The FOMC statement mirrored March’s statement, in most spots almost verbatim. “The committee expects that economic conditions will evolve in a manner that will warrant only gradual increases in the federal funds rate; the federal funds rate is likely to remain, for some time, below levels that are expected to prevail in the longer run,” the FOMC statement said.
“Too much, too soon” would have been the response of critics if it had raised the federal funds rate. “That would undermine their credibility. It would convey a sense of urgency, and I don’t think that would be the correct approach,” says Ryan Sweet, director of Moody’s Analytics.
In one of the few changes in the statement, the Fed removed its previous warning that “global economic and financial developments continue to pose risks.”
Where the Fed treads
“They need more evidence that the track of turbulence in the financial markets earlier this year is fading, and that the improvement in the eurozone economy and Chinese economy is legit,” Sweet says.
To be sure, inflation is under control for now, says John Canally, chief economist of LPL Financial. Any hint otherwise would push down commodity prices, in turn hurting emerging markets.
There’s no upside in fixing something that’s not broken.
“They have to walk a tightrope. They don’t want to sound the alarm on inflation. They want to allow places like Europe and the emerging markets to get their houses in order,” Canally says.
June rate hike now the focus
The question of a possible rate hike at the Fed’s next meeting, in June, now moves to the forefront.
“If the Federal Reserve is going to raise interest rates, everyone needs to know they’re going to raise interest rates,” says Greg McBride, CFA, chief financial analyst for Bankrate.com. “They’ll need to set the table for a possible hike in June or July, just to give themselves the option to do so if conditions warrant.”

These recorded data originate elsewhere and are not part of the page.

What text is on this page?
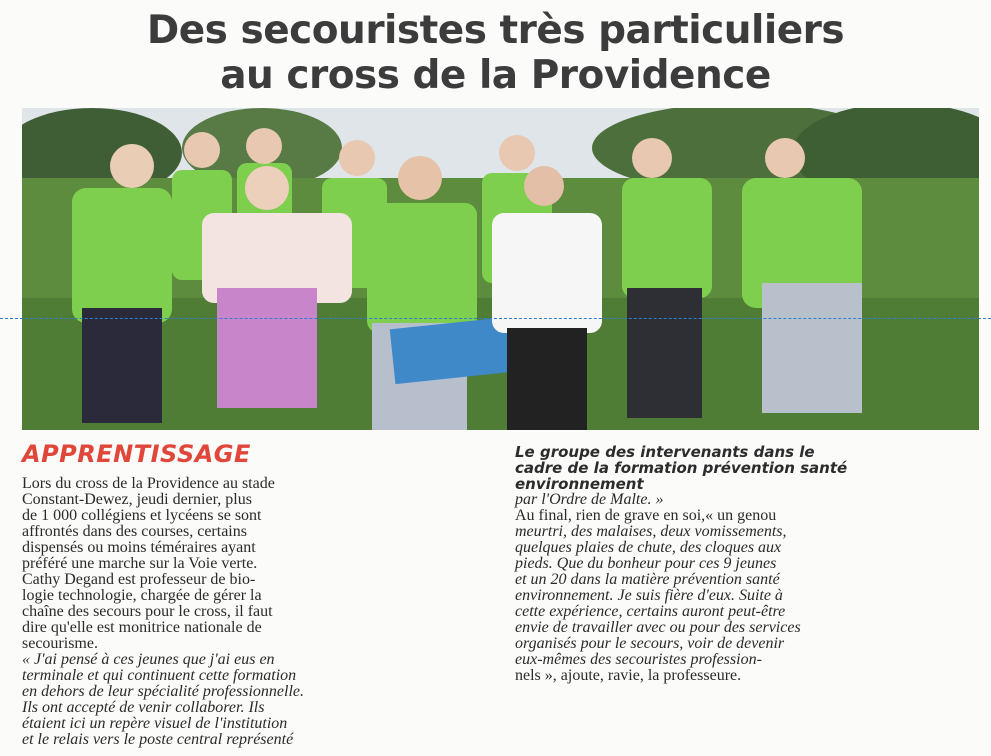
Des secouristes très particuliers
au cross de la Providence
APPRENTISSAGE

Lors du cross de la Providence au stade

Constant-Dewez, jeudi dernier, plus

de 1 000 collégiens et lycéens se sont

affrontés dans des courses, certains

dispensés ou moins téméraires ayant

préféré une marche sur la Voie verte.

Cathy Degand est professeur de bio-

logie technologie, chargée de gérer la

chaîne des secours pour le cross, il faut

dire qu'elle est monitrice nationale de

secourisme.

« J'ai pensé à ces jeunes que j'ai eus en

terminale et qui continuent cette formation

en dehors de leur spécialité professionnelle.

Ils ont accepté de venir collaborer. Ils

étaient ici un repère visuel de l'institution

et le relais vers le poste central représenté

Le groupe des intervenants dans le

cadre de la formation prévention santé

environnement

par l'Ordre de Malte. »

Au final, rien de grave en soi,« un genou

meurtri, des malaises, deux vomissements,

quelques plaies de chute, des cloques aux

pieds. Que du bonheur pour ces 9 jeunes

et un 20 dans la matière prévention santé

environnement. Je suis fière d'eux. Suite à

cette expérience, certains auront peut-être

envie de travailler avec ou pour des services

organisés pour le secours, voir de devenir

eux-mêmes des secouristes profession-

nels », ajoute, ravie, la professeure.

Canally says the Fed’s monetary policy committee will have more ammunition by then to make an informed decision.
“We’re going to have a couple more jobs reports, a couple of inflation reports (coming up). If that’s so overwhelmingly strong, and inflation is getting away from them on the upside, I think they would be forced to act,” Canally says. “If the data is mixed, the Fed will defer.”
Looking for job growth
Employment is one of the major factors for the Fed’s decision makers, but the last 2 jobs reports, for February and March, showed more than 200,000 were added each month.
“If the numbers are consistently positive in terms of net job growth in nonfarm payroll over the next couple of months, and inflation continues to move toward (the Fed’s) 2% range, they may contemplate a rate hike in June,” says Victor Li, an associate professor of economics at Villanova University.
Scott Sumner, director of monetary policy at the Mercatus Center at George Mason University, sees the Fed also following the global economy. The Fed will monitor conditions in Europe, Japan and China, and that might play into a rate move in June.
“The yen has appreciated in recent weeks, and the Bank of Japan is not happy about that,” Sumner says. “In Europe, it depends on where the dollar is. If the dollar is strong during the June meeting, it will make it less likely that they will raise rates.”
British vote may influence June decision
Another reason for a rate hike no-go is the so-called “Brexit” vote in Britain on June 23 — 8 days after the Fed’s June meeting — on whether to leave the European Union.
Mercatus’ Sumner says the Fed will want to avoid influencing that vote. If Brexit is approved, it might have a domino effect. “That could create some instability,” he says. “Does Scotland leave Britain? Does it put pressure on other countries to do something dramatic?”
Bankrate’s McBride says the Fed has said it expects 2 rate hikes this year, backing off from the 4 increases it predicted at the end of 2015, but it may have to revise that strategy.
“The Fed thinks they’ll raise interest rates twice this year, but that window is closing fast,” McBride says.
When Yellen speaks, people listen
Alan MacEachin, Navy Federal Credit Union corporate economist, views the September meeting as the most likely time for a rate hike. That’s unless job growth stays at 200,000 or better, unemployment resumes a downward trend from 5% and wages continue to rise.
September also represents the next meeting after the June meeting that Chair Janet Yellen will hold a press conference.
“I’m in the camp that the Fed is going to want to do this after a press conference, so I would be seeing it at the (September) 20 and 21 meeting,” MacEachin says.